Tunisie : 23 complices présumés arrêtés après l’attentat du Bardo

Le ministre tunisien de l'Intérieur, Najem Gharsalli, lors de la conférence de presse, à Tunis, le 26 mars 2015.
© REUTERS/Zoubeir Souissi

La Tunisie a révélé de nouveaux éléments de l'enquête sur l'attaque du Bardo qui a fait 21 morts la semaine dernière à Tunis. Le ministre de l'Intérieur, Najem Gharsalli, annoncé ce jeudi 26 mars, l'arrestation de 23 complices présumés. Parmi eux, une femme et un chef de groupe. Il affirme par ailleurs que le groupe ne fait pas partie de l'organisation Etat islamique, mais à un groupe affilié à al-Qaïda.

Vidéos à l'appui, le ministre de l'Intérieur, Najem Gharsalli, décrit le déroulement de l'attaque.
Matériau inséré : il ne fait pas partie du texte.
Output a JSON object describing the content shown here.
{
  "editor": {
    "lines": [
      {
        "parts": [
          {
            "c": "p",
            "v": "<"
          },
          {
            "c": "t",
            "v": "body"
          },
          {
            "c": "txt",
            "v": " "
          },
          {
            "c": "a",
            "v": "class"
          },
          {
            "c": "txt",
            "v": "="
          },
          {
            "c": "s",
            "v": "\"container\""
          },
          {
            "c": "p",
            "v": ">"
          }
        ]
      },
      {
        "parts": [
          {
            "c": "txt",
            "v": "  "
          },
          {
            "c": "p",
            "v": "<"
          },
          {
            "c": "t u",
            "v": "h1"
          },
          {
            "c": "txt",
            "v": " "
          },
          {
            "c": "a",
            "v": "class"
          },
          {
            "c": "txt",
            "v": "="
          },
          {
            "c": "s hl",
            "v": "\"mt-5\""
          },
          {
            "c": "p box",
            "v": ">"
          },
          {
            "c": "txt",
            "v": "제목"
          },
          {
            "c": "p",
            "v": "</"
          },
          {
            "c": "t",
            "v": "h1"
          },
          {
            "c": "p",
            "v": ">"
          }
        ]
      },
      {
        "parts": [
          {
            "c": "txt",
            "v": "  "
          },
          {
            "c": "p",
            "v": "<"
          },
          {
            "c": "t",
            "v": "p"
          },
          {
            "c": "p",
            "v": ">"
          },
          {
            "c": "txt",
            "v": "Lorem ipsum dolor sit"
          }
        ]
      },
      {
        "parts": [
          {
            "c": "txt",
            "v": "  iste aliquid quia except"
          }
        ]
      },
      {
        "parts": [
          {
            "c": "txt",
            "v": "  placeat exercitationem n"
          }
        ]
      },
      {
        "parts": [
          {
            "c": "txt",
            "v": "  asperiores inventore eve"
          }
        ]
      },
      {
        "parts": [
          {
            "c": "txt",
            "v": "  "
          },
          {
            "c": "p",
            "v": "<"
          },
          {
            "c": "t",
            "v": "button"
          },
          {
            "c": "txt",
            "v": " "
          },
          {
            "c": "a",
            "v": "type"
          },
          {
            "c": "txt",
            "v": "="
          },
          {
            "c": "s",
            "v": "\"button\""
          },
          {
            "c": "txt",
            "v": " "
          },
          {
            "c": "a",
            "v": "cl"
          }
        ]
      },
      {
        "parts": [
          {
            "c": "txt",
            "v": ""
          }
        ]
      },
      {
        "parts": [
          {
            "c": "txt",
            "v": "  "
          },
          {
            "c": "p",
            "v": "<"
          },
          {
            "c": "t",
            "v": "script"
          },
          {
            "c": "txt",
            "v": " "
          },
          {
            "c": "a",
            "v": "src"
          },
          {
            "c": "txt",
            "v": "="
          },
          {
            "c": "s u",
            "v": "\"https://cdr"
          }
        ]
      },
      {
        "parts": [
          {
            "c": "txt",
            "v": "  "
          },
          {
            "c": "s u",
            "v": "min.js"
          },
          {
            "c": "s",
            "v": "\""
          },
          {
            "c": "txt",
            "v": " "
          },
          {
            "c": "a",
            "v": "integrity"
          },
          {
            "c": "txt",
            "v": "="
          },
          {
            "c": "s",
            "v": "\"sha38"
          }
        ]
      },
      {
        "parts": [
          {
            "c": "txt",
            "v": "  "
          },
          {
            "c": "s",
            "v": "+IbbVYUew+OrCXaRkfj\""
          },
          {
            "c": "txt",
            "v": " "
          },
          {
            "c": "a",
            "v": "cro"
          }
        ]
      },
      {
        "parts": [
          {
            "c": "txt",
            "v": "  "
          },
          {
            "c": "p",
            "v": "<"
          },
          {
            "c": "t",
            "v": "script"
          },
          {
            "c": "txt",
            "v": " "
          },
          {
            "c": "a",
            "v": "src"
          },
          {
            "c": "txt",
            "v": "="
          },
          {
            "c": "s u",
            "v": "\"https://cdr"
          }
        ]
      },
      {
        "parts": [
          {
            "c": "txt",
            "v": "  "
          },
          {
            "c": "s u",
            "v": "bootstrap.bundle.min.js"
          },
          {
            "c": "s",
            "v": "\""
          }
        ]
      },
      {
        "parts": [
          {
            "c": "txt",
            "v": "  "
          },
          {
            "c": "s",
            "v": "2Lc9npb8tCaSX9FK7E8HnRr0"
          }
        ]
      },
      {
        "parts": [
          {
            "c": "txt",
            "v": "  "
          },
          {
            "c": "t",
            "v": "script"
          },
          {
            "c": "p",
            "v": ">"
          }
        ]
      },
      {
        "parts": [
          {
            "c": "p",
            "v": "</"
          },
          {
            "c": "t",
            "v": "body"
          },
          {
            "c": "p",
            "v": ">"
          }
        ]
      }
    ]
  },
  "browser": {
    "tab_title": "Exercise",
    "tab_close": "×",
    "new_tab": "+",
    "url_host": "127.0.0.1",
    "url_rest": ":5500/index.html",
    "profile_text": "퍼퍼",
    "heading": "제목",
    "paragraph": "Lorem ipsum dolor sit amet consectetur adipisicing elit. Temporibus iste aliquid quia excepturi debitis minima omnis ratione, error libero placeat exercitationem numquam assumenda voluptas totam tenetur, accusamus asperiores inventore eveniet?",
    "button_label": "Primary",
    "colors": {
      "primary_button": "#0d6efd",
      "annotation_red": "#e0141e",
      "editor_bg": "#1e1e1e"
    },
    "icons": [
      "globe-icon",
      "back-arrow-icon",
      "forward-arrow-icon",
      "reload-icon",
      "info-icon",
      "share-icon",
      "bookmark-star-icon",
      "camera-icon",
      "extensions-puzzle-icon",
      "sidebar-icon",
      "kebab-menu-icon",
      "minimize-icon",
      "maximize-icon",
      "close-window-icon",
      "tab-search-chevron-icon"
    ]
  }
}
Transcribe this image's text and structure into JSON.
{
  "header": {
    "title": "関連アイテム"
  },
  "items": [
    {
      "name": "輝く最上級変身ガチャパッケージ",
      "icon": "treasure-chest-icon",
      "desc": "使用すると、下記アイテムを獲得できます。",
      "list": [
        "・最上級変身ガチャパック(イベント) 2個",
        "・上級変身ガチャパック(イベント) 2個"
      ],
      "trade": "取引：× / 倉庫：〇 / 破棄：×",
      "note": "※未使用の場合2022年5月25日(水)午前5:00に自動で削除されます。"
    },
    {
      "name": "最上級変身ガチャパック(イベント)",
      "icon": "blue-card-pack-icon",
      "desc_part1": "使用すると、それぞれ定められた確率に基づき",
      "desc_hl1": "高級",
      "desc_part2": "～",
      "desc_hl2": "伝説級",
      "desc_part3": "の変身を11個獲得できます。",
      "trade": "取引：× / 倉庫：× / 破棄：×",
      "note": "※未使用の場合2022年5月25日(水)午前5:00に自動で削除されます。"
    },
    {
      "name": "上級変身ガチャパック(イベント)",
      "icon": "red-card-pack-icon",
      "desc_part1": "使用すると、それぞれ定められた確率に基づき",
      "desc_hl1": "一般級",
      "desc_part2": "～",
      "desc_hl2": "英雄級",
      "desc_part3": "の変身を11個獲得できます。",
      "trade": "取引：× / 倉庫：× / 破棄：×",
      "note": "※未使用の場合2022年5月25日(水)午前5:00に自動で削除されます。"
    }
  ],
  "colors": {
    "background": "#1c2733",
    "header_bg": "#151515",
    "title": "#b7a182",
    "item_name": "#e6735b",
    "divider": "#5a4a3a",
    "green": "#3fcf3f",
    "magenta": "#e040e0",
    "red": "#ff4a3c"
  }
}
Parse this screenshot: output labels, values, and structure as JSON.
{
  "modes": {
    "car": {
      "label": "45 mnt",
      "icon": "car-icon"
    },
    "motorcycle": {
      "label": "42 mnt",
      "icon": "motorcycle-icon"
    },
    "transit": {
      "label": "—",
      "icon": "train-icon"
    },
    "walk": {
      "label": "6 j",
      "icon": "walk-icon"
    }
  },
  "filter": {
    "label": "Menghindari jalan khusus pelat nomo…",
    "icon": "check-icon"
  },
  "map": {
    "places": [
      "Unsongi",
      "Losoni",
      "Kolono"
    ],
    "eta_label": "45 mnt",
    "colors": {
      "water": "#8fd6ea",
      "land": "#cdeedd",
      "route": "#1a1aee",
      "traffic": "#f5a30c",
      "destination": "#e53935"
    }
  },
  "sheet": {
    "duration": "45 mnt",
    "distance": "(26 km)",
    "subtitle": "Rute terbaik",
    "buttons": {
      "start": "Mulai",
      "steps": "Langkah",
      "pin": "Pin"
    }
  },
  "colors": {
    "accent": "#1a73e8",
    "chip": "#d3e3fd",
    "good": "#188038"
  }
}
Entre les coups de feu, on y voit les forces de l'ordre entrer dans le musée ; des visiteurs évacués sous le choc ; certains blessés ; puis les dépouilles des deux assaillants. Ils portaient des ceintures d'explosifs et des grenades, non utilisées. « Les dégâts auraient pu être encore pires », précise-t-il.

80% de la cellule terroriste impliquée dans l'attaque du musée aurait été arrêtée, c'est-à-dire 23 personnes, en tout, dont le chef du groupe qui a organisé l'attaque et une femme. Quatre suspects courent toujours, à savoir deux Marocains, un Algérien et un Tunisien accusé d'avoir fourni les armes automatiques des tueurs.

L'organisation Etat islamique a revendiqué l'attaque du Bardo, mais cette revendication est remise en question par le ministre de l'Intérieur. Le ministre de l'Intérieur affirme que l'homme qui a dirigé l'opération appartient non pas au groupe EI, mais à une katiba liée à un autre groupe : Al Qaïda.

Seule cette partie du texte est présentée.